By Jordan Wosnick

The popular conversation around 3D printing swirls around existing parts and doo-dads that you can make on an as-needed basis. Xerox research is taking the conversation a step further. Our researchers seek to exploit the convergence of advanced 3D printing with simple, low-cost printed electronics. It’s a marriage made in heaven for digital manufacturing, and it will make new-to-the-world technologies possible.

Wosnick_Jordan

“3D printing with simple, low-cost printed electronics [is] a marriage made in heaven for digital manufacturing…” — Jordan Wosnick, senior scientist at the Xerox Research Centre of Canada

The capabilities to invent this piece of our future exists at the Xerox Research Centre Canada (XRCC).

The XRCC has developed materials for Xerox’s core printer technology business for more than 40 years. Resins for toner, active photoreceptor components, fuser-roll coatings, and solid ink for the Xerox Phaser and CiPress printer lines top the list.

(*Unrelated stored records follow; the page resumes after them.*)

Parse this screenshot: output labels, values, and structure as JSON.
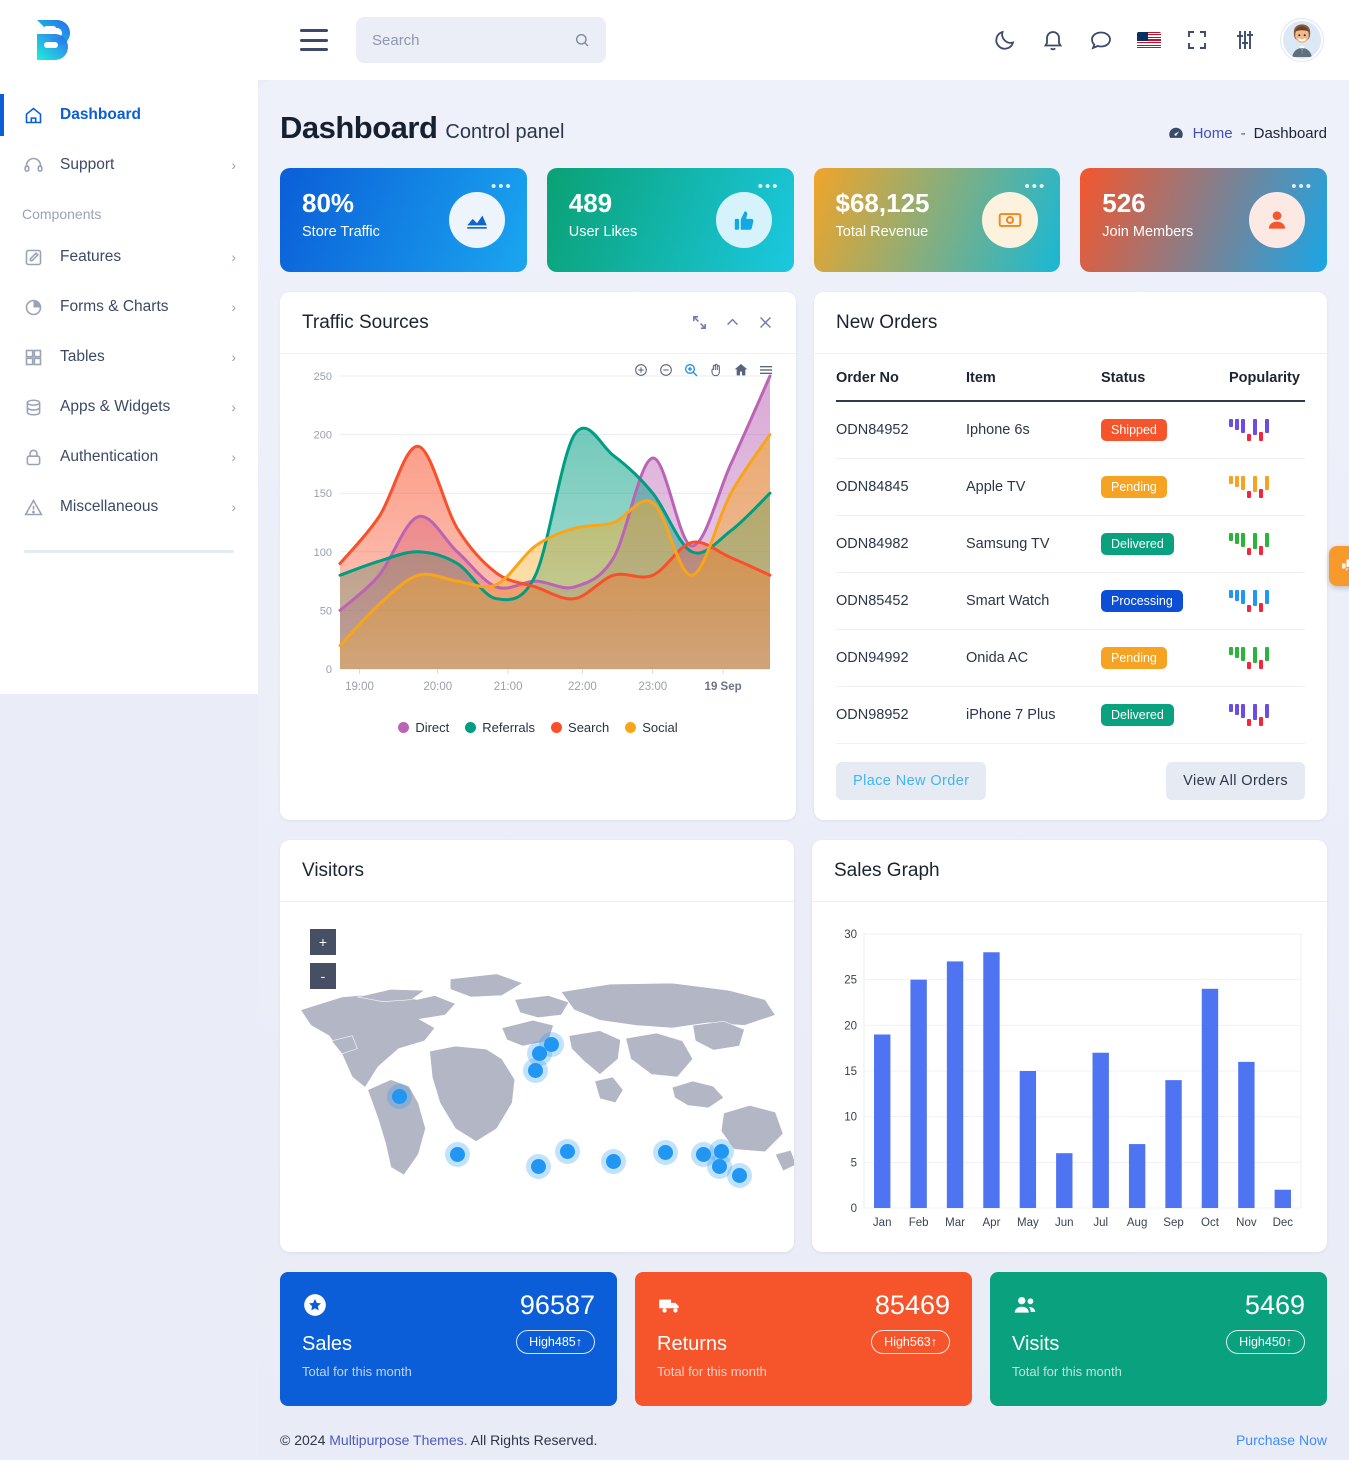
{
  "header": {
    "logo_icon": "brand-b-logo",
    "menu_icon": "hamburger-icon",
    "search": {
      "value": "",
      "placeholder": "Search",
      "icon": "search-icon"
    },
    "actions": [
      {
        "name": "dark-mode-icon",
        "label": "Dark mode"
      },
      {
        "name": "notifications-icon",
        "label": "Notifications"
      },
      {
        "name": "messages-icon",
        "label": "Messages"
      },
      {
        "name": "language-flag-icon",
        "label": "English (US)"
      },
      {
        "name": "fullscreen-icon",
        "label": "Fullscreen"
      },
      {
        "name": "settings-sliders-icon",
        "label": "Settings"
      }
    ],
    "avatar_label": "User profile"
  },
  "sidebar": {
    "section_label": "Components",
    "items": [
      {
        "label": "Dashboard",
        "icon": "home-icon",
        "active": true,
        "has_chevron": false
      },
      {
        "label": "Support",
        "icon": "headset-icon",
        "active": false,
        "has_chevron": true
      },
      {
        "label": "Features",
        "icon": "edit-square-icon",
        "active": false,
        "has_chevron": true
      },
      {
        "label": "Forms & Charts",
        "icon": "pie-chart-icon",
        "active": false,
        "has_chevron": true
      },
      {
        "label": "Tables",
        "icon": "grid-icon",
        "active": false,
        "has_chevron": true
      },
      {
        "label": "Apps & Widgets",
        "icon": "database-icon",
        "active": false,
        "has_chevron": true
      },
      {
        "label": "Authentication",
        "icon": "lock-icon",
        "active": false,
        "has_chevron": true
      },
      {
        "label": "Miscellaneous",
        "icon": "warning-triangle-icon",
        "active": false,
        "has_chevron": true
      }
    ]
  },
  "page": {
    "title": "Dashboard",
    "subtitle": "Control panel",
    "breadcrumb": {
      "icon": "speedometer-icon",
      "home": "Home",
      "separator": "-",
      "current": "Dashboard"
    }
  },
  "stat_cards": [
    {
      "value": "80%",
      "label": "Store Traffic",
      "icon": "area-chart-icon",
      "menu": "•••"
    },
    {
      "value": "489",
      "label": "User Likes",
      "icon": "thumbs-up-icon",
      "menu": "•••"
    },
    {
      "value": "$68,125",
      "label": "Total Revenue",
      "icon": "money-bill-icon",
      "menu": "•••"
    },
    {
      "value": "526",
      "label": "Join Members",
      "icon": "user-icon",
      "menu": "•••"
    }
  ],
  "traffic_card": {
    "title": "Traffic Sources",
    "tools": [
      "expand-icon",
      "collapse-icon",
      "close-icon"
    ],
    "chart_toolbar": [
      "zoom-in-icon",
      "zoom-out-icon",
      "selection-zoom-icon",
      "pan-icon",
      "reset-home-icon",
      "menu-icon"
    ]
  },
  "orders_card": {
    "title": "New Orders",
    "columns": [
      "Order No",
      "Item",
      "Status",
      "Popularity"
    ],
    "rows": [
      {
        "order_no": "ODN84952",
        "item": "Iphone 6s",
        "status": "Shipped",
        "status_color": "#f6542b",
        "spark_color": "#6b4ce6"
      },
      {
        "order_no": "ODN84845",
        "item": "Apple TV",
        "status": "Pending",
        "status_color": "#f6a323",
        "spark_color": "#f6a323"
      },
      {
        "order_no": "ODN84982",
        "item": "Samsung TV",
        "status": "Delivered",
        "status_color": "#0aa17f",
        "spark_color": "#2bb33a"
      },
      {
        "order_no": "ODN85452",
        "item": "Smart Watch",
        "status": "Processing",
        "status_color": "#0b4fd7",
        "spark_color": "#2196f3"
      },
      {
        "order_no": "ODN94992",
        "item": "Onida AC",
        "status": "Pending",
        "status_color": "#f6a323",
        "spark_color": "#2bb33a"
      },
      {
        "order_no": "ODN98952",
        "item": "iPhone 7 Plus",
        "status": "Delivered",
        "status_color": "#0aa17f",
        "spark_color": "#6b4ce6"
      }
    ],
    "place_order_label": "Place New Order",
    "view_all_label": "View All Orders"
  },
  "visitors_card": {
    "title": "Visitors",
    "zoom_in": "+",
    "zoom_out": "-"
  },
  "sales_card": {
    "title": "Sales Graph"
  },
  "bottom_stats": [
    {
      "value": "96587",
      "name": "Sales",
      "sub": "Total for this month",
      "pill": "High485↑",
      "icon": "star-badge-icon",
      "color": "#0b5ed7"
    },
    {
      "value": "85469",
      "name": "Returns",
      "sub": "Total for this month",
      "pill": "High563↑",
      "icon": "truck-icon",
      "color": "#f6542b"
    },
    {
      "value": "5469",
      "name": "Visits",
      "sub": "Total for this month",
      "pill": "High450↑",
      "icon": "people-icon",
      "color": "#0aa17f"
    }
  ],
  "footer": {
    "copyright_pre": "© 2024 ",
    "brand": "Multipurpose Themes.",
    "copyright_post": " All Rights Reserved.",
    "purchase": "Purchase Now"
  },
  "fab": {
    "icon": "chat-bubbles-icon"
  },
  "chart_data": [
    {
      "type": "area",
      "title": "Traffic Sources",
      "xlabel": "",
      "ylabel": "",
      "ylim": [
        0,
        250
      ],
      "yticks": [
        0,
        50,
        100,
        150,
        200,
        250
      ],
      "xticks": [
        "19:00",
        "20:00",
        "21:00",
        "22:00",
        "23:00",
        "19 Sep"
      ],
      "grid": true,
      "legend_position": "bottom",
      "x": [
        0,
        1,
        2,
        3,
        4,
        5,
        6,
        7,
        8,
        9,
        10,
        11
      ],
      "series": [
        {
          "name": "Direct",
          "color": "#bb64b5",
          "values": [
            50,
            80,
            130,
            100,
            70,
            75,
            70,
            95,
            180,
            105,
            175,
            250
          ]
        },
        {
          "name": "Referrals",
          "color": "#009d82",
          "values": [
            80,
            92,
            100,
            90,
            60,
            80,
            200,
            182,
            150,
            100,
            118,
            150
          ]
        },
        {
          "name": "Search",
          "color": "#f9502b",
          "values": [
            90,
            130,
            190,
            120,
            82,
            70,
            60,
            80,
            80,
            108,
            95,
            80
          ]
        },
        {
          "name": "Social",
          "color": "#f9a51a",
          "values": [
            20,
            55,
            80,
            75,
            72,
            105,
            120,
            125,
            142,
            80,
            150,
            200
          ]
        }
      ]
    },
    {
      "type": "bar",
      "title": "Sales Graph",
      "xlabel": "",
      "ylabel": "",
      "ylim": [
        0,
        30
      ],
      "yticks": [
        0,
        5,
        10,
        15,
        20,
        25,
        30
      ],
      "grid": true,
      "bar_color": "#4f74f2",
      "categories": [
        "Jan",
        "Feb",
        "Mar",
        "Apr",
        "May",
        "Jun",
        "Jul",
        "Aug",
        "Sep",
        "Oct",
        "Nov",
        "Dec"
      ],
      "values": [
        19,
        25,
        27,
        28,
        15,
        6,
        17,
        7,
        14,
        24,
        16,
        2
      ]
    }
  ],
  "map_markers": [
    {
      "x": 21.8,
      "y": 53.5
    },
    {
      "x": 49.0,
      "y": 41.0
    },
    {
      "x": 51.4,
      "y": 38.5
    },
    {
      "x": 48.2,
      "y": 46.0
    },
    {
      "x": 33.0,
      "y": 70.0
    },
    {
      "x": 48.8,
      "y": 73.5
    },
    {
      "x": 54.5,
      "y": 69.0
    },
    {
      "x": 63.5,
      "y": 72.0
    },
    {
      "x": 73.5,
      "y": 69.5
    },
    {
      "x": 81.0,
      "y": 70.0
    },
    {
      "x": 84.5,
      "y": 69.0
    },
    {
      "x": 84.0,
      "y": 73.5
    },
    {
      "x": 88.0,
      "y": 76.0
    }
  ]
}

This experience gives Xerox a strong foundation for innovations in 3D printing, since many of the fundamental properties of conventional printing materials – the viscous flow of molten plastic, solidification of curable materials, and cohesion of polymer particles – translate directly to the world of “additive manufacturing.” Our research is now focused on using this know-how to address the new 3D opportunities.

Flexible, Electrically Conductive Plastic Filaments for 3D Circuits

For example, we are working with colleagues at PARC, A Xerox Company, to develop materials and processes that enable 3D printing of functional “smart objects” that can sense and interact with their environment. Our team is developing flexible, electrically conductive plastic filaments that can be used to fabricate three-dimensional circuitry inside a 3D-printed object as it is being built. These circuits can be used to embed fully customized sensors, actuators, coils, or other electronically active components, into printed objects.

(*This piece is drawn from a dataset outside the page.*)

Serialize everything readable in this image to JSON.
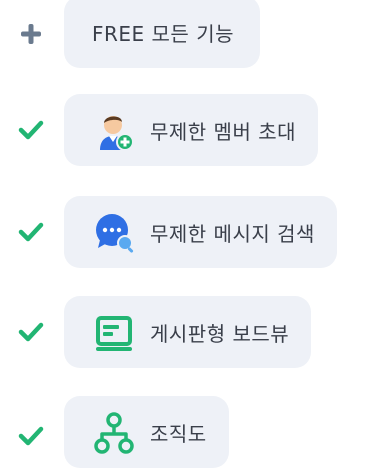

Similarly, we are exploring ways to address the limitations of commodity 3D printing plastics. We are designing innovative materials in which properties — such as viscosity, temperature resistance, and adhesion — are optimized for the 3D-printing process. These new feedstocks have the potential to increase the speed and reliability of 3D printing through careful control of physical and chemical properties. Here’s a look at some of our research in printed electronics at the Xerox Research Centre of Canada:

With these innovations, we believe that 3D printing will move from the hobby shops and design studios, and reside on the factory floors where it will be more accurately known as additive manufacturing.

Now, imagine the new and unheard-of product your company could make with this capability.